#ArkadiuszKrupa opublikował ostatnio kilka rysunków. Z przekonaniem wybieram te, które nie dotyczą „naprawiania prawa”. Nie dość, że większość nie rozumie, o co w tym naprawianiu chodzi i kto jest zły, a kto dobry, to jeszcze wprawiają mnie w niekomfortowy nastrój niezależnie od tego, że to historia, która dzieje się tu i teraz.

Tym razem wybrałam rysunek mówiący o cenie wolności. W zeszłym roku trafiło mi się kilka przypadków, w których orzekano kauję, ale żadna nie była na poziomie wskazanym na rysunku.

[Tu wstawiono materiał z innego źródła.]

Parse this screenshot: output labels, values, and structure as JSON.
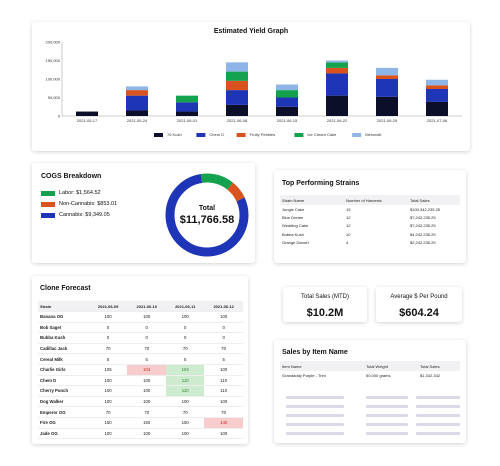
{
  "yield": {
    "title": "Estimated Yield Graph",
    "chart_data": {
      "type": "bar",
      "stacked": true,
      "title": "Estimated Yield Graph",
      "categories": [
        "2021-05-17",
        "2021-05-24",
        "2021-06-01",
        "2021-06-08",
        "2021-06-15",
        "2021-06-22",
        "2021-06-29",
        "2021-07-06"
      ],
      "ylim": [
        0,
        200000
      ],
      "yticks": [
        "200,000",
        "150,000",
        "100,000",
        "50,000",
        "0"
      ],
      "ytick_values": [
        200000,
        150000,
        100000,
        50000,
        0
      ],
      "legend_position": "bottom",
      "series": [
        {
          "name": "76 Kush",
          "color": "#0b0f29",
          "values": [
            12000,
            15000,
            12000,
            30000,
            25000,
            55000,
            52000,
            38000
          ]
        },
        {
          "name": "Chem D",
          "color": "#1f35b8",
          "values": [
            0,
            40000,
            25000,
            40000,
            25000,
            60000,
            48000,
            35000
          ]
        },
        {
          "name": "Fruity Pebbles",
          "color": "#d9531e",
          "values": [
            0,
            15000,
            0,
            25000,
            0,
            15000,
            10000,
            10000
          ]
        },
        {
          "name": "Ice Cream Cake",
          "color": "#15a24e",
          "values": [
            0,
            0,
            18000,
            25000,
            20000,
            15000,
            0,
            0
          ]
        },
        {
          "name": "Melonotti",
          "color": "#8db5e8",
          "values": [
            0,
            10000,
            0,
            25000,
            15000,
            5000,
            20000,
            15000
          ]
        }
      ]
    }
  },
  "cogs": {
    "title": "COGS Breakdown",
    "legend": [
      {
        "label": "Labor: $1,564.52",
        "color": "#15a24e",
        "value": 1564.52
      },
      {
        "label": "Non-Cannabis: $853.01",
        "color": "#d9531e",
        "value": 853.01
      },
      {
        "label": "Cannabis: $9,349.05",
        "color": "#1f35b8",
        "value": 9349.05
      }
    ],
    "donut_label": "Total",
    "donut_value": "$11,766.58"
  },
  "strains": {
    "title": "Top Performing Strains",
    "headers": [
      "Strain Name",
      "Number of Harvests",
      "Total Sales"
    ],
    "rows": [
      [
        "Jungle Cake",
        "15",
        "$100,342,235.25"
      ],
      [
        "Blue Dream",
        "12",
        "$7,242,235.25"
      ],
      [
        "Wedding Cake",
        "12",
        "$7,242,235.25"
      ],
      [
        "Bubba Kush",
        "10",
        "$4,242,235.25"
      ],
      [
        "Orange DanuH",
        "4",
        "$2,242,235.25"
      ]
    ]
  },
  "clone": {
    "title": "Clone Forecast",
    "headers": [
      "Strain",
      "2021-06-09",
      "2021-06-10",
      "2021-06-11",
      "2021-06-12"
    ],
    "rows": [
      [
        "Banana OG",
        "100",
        "100",
        "100",
        "100"
      ],
      [
        "Bob Saget",
        "0",
        "0",
        "0",
        "0"
      ],
      [
        "Bubba Kush",
        "0",
        "0",
        "0",
        "0"
      ],
      [
        "Cadillac Jack",
        "70",
        "70",
        "70",
        "70"
      ],
      [
        "Cereal Milk",
        "5",
        "5",
        "5",
        "5"
      ],
      [
        "Charlie Girls",
        "105",
        "104",
        "104",
        "100"
      ],
      [
        "Chem D",
        "100",
        "100",
        "110",
        "110"
      ],
      [
        "Cherry Punch",
        "100",
        "100",
        "110",
        "110"
      ],
      [
        "Dog Walker",
        "100",
        "100",
        "100",
        "100"
      ],
      [
        "Emperor OG",
        "70",
        "70",
        "70",
        "70"
      ],
      [
        "Fire OG",
        "150",
        "150",
        "150",
        "140"
      ],
      [
        "Jade OG",
        "100",
        "100",
        "100",
        "100"
      ]
    ]
  },
  "kpi": {
    "total_sales_label": "Total Sales (MTD)",
    "total_sales_value": "$10.2M",
    "avg_price_label": "Average $ Per Pound",
    "avg_price_value": "$604.24"
  },
  "sales": {
    "title": "Sales by Item Name",
    "headers": [
      "Item Name",
      "Total Weight",
      "Total Sales"
    ],
    "row": [
      "Grandaddy Purple - Trim",
      "50,000 grams",
      "$1,342,342"
    ]
  }
}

Może to dobrze dla moich klientów, bo dali radę zgromadzić pieniądze i je wpłacić, by wyjść na wolność, ale jednak zwracam uwagę na to, że robiąc rzeczy na pograniczu prawa należy mieć z tyłu glowy to, że jednym ze skutków, będzie konieczność zgromadzenia sporej kwoty pieniędzy, by cieszyć się wolnością, a nie ciasnotą celi lokalnego aresztu.

Życzę wszystkim w miarę prostych ścieżek życiowych (gdyby były całkiem proste, musiałabym zmienić zawód) i powodzenia w unikaniu sytuacji, które ze słowem kaucja by się kojarzyły. Chyba, że jest to przetarg na roboty publiczne.